Welcome Autumn–You’re Worth Writing About
Welcome, Autumn. My favorite time of year. So I thought I would post a passage from my novel Superior Heritage: The Marquette Trilogy, Book Three about my character John Vandelaare (yes, he’s loosely based on me) and how he begins to write about growing up in the U.P. one autumn:
As autumn approached, he became aware again of the Upper Peninsula’s special environment. That year, the autumn colors appeared more brilliant than he had remembered them in past years. In the mornings, the smell of rotting leaves gripped his nostrils with a comforting feeling he had not known since childhood’s countless autumn walks with Dickens. The sunlight sparkling on orange and yellow foliage reawoke a sensitivity to light and color he had long forgotten. Soon, the snow would come with its blinding reflections, its cold, its white wonderland possibilities. One evening, he heard the harmonious honking of the Canadian geese on their southern flight. He looked up into the cold northern sky as darkness spread across it. Quickly he tried to count the V of geese—twenty-six, twenty-seven—he was not quite sure how many, but they were a miracle.
His senses had reawakened to the voices of birds and the wind, the beauty of leaves and the lake, the smell of snow and an approaching rain shower, the taste of blueberries, the bitter cold biting at his cheeks and fingertips. The singular elements of this land began to mold his imagination, to heighten his senses and his aesthetic appreciation. He had been isolated from Nature’s powerful influence while downstate. If he moved away again, he would not have this oneness with his environment that was so essential to his writing; he refused to let himself again forget these little details that made life so splendid.
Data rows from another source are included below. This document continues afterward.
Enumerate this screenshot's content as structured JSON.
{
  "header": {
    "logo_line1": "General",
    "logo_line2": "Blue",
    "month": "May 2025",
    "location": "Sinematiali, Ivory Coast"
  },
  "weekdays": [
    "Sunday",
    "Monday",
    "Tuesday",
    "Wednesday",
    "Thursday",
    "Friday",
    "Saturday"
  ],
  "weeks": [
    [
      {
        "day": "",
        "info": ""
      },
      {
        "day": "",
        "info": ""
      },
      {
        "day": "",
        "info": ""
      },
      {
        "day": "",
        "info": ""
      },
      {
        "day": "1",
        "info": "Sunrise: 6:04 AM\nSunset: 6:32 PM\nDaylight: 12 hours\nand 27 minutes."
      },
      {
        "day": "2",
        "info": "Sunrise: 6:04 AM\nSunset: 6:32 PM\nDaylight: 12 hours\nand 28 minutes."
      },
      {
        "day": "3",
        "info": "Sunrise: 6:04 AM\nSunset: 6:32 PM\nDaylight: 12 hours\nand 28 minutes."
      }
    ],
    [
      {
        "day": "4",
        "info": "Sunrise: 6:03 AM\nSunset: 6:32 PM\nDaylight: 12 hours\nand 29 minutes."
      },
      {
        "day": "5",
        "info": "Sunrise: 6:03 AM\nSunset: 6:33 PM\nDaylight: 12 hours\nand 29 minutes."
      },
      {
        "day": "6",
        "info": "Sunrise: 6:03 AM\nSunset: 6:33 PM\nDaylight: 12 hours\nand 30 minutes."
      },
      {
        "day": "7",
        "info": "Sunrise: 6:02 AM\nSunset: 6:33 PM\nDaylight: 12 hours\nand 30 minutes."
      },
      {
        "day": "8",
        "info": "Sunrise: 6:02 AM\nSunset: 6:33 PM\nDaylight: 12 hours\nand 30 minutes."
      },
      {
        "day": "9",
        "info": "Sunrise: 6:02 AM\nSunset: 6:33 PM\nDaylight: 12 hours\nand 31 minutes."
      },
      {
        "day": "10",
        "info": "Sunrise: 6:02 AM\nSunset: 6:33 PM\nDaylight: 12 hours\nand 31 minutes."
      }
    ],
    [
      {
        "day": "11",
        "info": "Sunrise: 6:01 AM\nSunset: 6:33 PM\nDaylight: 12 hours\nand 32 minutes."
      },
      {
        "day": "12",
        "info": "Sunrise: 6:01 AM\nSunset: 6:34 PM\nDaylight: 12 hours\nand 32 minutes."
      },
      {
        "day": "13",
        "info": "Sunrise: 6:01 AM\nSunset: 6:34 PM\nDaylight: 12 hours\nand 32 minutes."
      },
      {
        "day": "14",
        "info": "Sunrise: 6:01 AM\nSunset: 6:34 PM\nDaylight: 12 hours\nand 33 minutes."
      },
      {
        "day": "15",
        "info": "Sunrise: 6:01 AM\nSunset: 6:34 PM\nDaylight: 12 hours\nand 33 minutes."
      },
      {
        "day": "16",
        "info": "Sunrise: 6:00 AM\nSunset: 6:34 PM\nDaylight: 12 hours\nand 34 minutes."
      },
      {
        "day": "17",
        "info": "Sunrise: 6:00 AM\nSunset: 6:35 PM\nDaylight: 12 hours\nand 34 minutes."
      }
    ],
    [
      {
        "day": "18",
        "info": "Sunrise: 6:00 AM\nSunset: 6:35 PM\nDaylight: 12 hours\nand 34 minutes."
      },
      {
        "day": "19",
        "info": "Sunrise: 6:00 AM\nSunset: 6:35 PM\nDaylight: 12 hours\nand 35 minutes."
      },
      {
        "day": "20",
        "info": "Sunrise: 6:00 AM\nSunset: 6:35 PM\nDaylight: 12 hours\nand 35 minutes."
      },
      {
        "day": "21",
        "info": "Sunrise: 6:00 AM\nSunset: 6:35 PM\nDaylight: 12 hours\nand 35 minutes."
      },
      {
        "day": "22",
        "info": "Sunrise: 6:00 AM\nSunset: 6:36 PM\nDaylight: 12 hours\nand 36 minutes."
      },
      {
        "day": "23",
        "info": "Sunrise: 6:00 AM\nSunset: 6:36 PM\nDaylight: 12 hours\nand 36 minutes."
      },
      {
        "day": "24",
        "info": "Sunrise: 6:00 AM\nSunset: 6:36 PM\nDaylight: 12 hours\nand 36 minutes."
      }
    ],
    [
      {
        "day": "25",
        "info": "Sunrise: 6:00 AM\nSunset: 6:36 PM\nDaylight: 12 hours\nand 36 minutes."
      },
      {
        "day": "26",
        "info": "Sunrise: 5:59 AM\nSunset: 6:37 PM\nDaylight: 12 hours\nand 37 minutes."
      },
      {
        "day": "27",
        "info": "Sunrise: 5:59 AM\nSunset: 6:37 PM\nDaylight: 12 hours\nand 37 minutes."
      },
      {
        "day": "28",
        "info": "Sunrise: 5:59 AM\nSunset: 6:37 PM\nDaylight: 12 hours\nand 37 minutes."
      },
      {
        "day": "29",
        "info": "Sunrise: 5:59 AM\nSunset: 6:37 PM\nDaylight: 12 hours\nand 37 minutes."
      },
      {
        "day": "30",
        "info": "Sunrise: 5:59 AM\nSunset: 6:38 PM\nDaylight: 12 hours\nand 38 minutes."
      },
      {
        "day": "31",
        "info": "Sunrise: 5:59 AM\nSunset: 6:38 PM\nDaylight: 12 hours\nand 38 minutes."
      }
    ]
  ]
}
This land had shaped seven generations of his family, until it had seeped into his being, claiming him as its native son.
He began to make lists of his sensual memories—the feel of deer munching dandelion leaves from his hand at the Shiras Zoo, the smell of his Grandpa’s cheek when he kissed it, the ivory soap smell of Grandma’s bathroom, the glow of light streaming over Grandma’s lace tablecloth, the comforting dusty warmth of his grandparents’ old furnace turning itself on, of going sledding and then coming home with frozen fingers he had to thaw in hot water, his mother always baking until the house smelled perpetually of chocolate chip cookies, the texture of Aunt Eleanor’s crumby date bars, the festive wrapping paper on presents brought to him by Lucy and Maud. Memories came flooding back, one leading to another, and with them came back stories, memories of childhood, tales Grandpa had told him of his own grandparents and of his mother’s childhood, of Aunt Eleanor’s divorce, Grandpa and Grandma’s religious differences that had postponed their marriage, a hundred little family dramas. He quit worrying about writing—that would come. For now, he was cataloging memories. He began reading historical articles whenever they appeared in the Mining Journal, Marquette Monthly, and Marquette Magazine. He cut out articles and filed them, realizing the potential source of fiction in Marquette’s history, in the environment, the buildings, lake, trees, all of this land that had helped to form him.
A few days before Thanksgiving, he called Mr. O’Neill.
“I’ve begun to write again,” he said proudly. He asked whether he might come to lunch to discuss the novel he wanted to set in the Upper Peninsula. They set a date for the following week, by which time, John intended to have drafted a few chapters to show his prestigious mentor.
“Splendid,” said Mr. O’Neill. “I can’t wait to see it.”